Court ruling gives opponents opportunity to fight construction of 12-mile long project

A South Carolina Court of Appeals judge has reversed an earlier ruling that required the South Carolina Coastal Conservation League to post a $7.5 million bond before appealing a big new waterline for Johns Island. The new ruling keeps the project in legal limbo.

Judge Tolbert Goolsby. set aside an earlier order by Circuit Judge Markley Dennis that the league post the bond.

If Dennis' ruling had stood, the league would have had to drop its legal fight, said Megan Terebus, a land use associate with the league.

"There is no way we could have paid $7.5 million," she said.

The bond would have covered federal monies lost by St. John's Water Co. if the legal wrangle caused it to miss a permit submission deadline.

Late last year, Dennis ruled that the Charleston County Board of Zoning Appeals erred when it rejected a permit for a 30-inch waterline that the St. Johns Water Co. plans to run for 12 miles, from James Island across the Stono River and along River Road to Bohicket Road. The line would increase water pressure on Seabrook Island and also would serve a shopping center being built near Kiawah Island. Backers say it's needed to meet peak summer demands, to ensure firefighters have enough water pressure and to serve future developments already permitted under the county's zoning. Opponents say 30 inches is much bigger than needed and would help fuel urban sprawl across the southern, more agricultural end of the island.

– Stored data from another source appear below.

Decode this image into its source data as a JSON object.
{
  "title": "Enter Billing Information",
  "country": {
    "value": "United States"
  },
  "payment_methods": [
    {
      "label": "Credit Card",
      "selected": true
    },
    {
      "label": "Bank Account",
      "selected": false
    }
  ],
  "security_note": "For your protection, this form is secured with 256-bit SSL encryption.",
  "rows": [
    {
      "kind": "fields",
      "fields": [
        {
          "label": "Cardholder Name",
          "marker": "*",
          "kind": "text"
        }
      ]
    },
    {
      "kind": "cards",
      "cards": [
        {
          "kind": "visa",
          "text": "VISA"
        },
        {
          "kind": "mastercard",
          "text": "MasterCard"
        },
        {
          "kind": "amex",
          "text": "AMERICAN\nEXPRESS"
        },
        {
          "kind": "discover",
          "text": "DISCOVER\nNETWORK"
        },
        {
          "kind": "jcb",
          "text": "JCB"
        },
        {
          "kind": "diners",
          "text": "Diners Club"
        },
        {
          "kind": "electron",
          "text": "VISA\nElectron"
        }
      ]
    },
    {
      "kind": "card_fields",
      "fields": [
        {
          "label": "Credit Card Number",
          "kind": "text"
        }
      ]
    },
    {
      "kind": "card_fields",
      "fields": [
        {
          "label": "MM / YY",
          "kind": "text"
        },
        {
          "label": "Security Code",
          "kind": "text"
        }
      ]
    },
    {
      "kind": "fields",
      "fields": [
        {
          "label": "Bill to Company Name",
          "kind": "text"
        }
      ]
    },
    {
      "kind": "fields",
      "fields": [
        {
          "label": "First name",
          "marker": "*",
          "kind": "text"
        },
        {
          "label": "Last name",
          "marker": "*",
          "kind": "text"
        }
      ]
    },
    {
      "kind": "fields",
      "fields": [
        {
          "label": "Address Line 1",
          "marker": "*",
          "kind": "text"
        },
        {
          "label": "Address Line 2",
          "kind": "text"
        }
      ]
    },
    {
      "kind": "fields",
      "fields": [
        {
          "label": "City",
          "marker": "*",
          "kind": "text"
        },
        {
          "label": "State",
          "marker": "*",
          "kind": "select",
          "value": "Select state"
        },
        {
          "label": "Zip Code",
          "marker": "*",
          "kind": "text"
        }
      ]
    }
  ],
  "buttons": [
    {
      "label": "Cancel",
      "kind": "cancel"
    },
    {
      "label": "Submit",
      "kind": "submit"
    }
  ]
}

Dennis ruled the decision not to allow the line "was based solely on speculation, unsupported fears and the fact that certain residents did not want the transmission line to be constructed."

Both the county and the league originally appealed his ruling, but the county later dropped out of the appeal.

St. Johns Water Co. chairman Guy Buckner declined to comment on Goolsby's ruling Friday, except to say, "We just have to let the courts take their course and do what they're supposed to do."

Meanwhile, waterline opponents hope to wrap up a petition drive to force the St. Johns Water Co. to hold a vote among its 3,700 customers to see if they want to scuttle the project.

"We have a team of people who have taken the petitions to churches and grocery stores. We also have a day where we're going to be canvassing neighborhoods on Johns Island," Terebus said. "We're almost to the point where we have enough signatures."

Terebus said had Dennis' requirement to post a $7.5 million bond remained in effect, it would have had a chilling effect on others waging similar legal battles to preserve rural areas, such as the pending lawsuits regarding developments planned for Edisto and Wadmalaw islands.

"They were concerned that they would be faced with the possibility of having to pay a bond," she said of those plaintiffs. "This now eliminates that."

St. Johns is appealing whether the Coastal Conservation League has legal standing to pursue a lawsuit, and the league is appealing Dennis' decision on the waterline itself.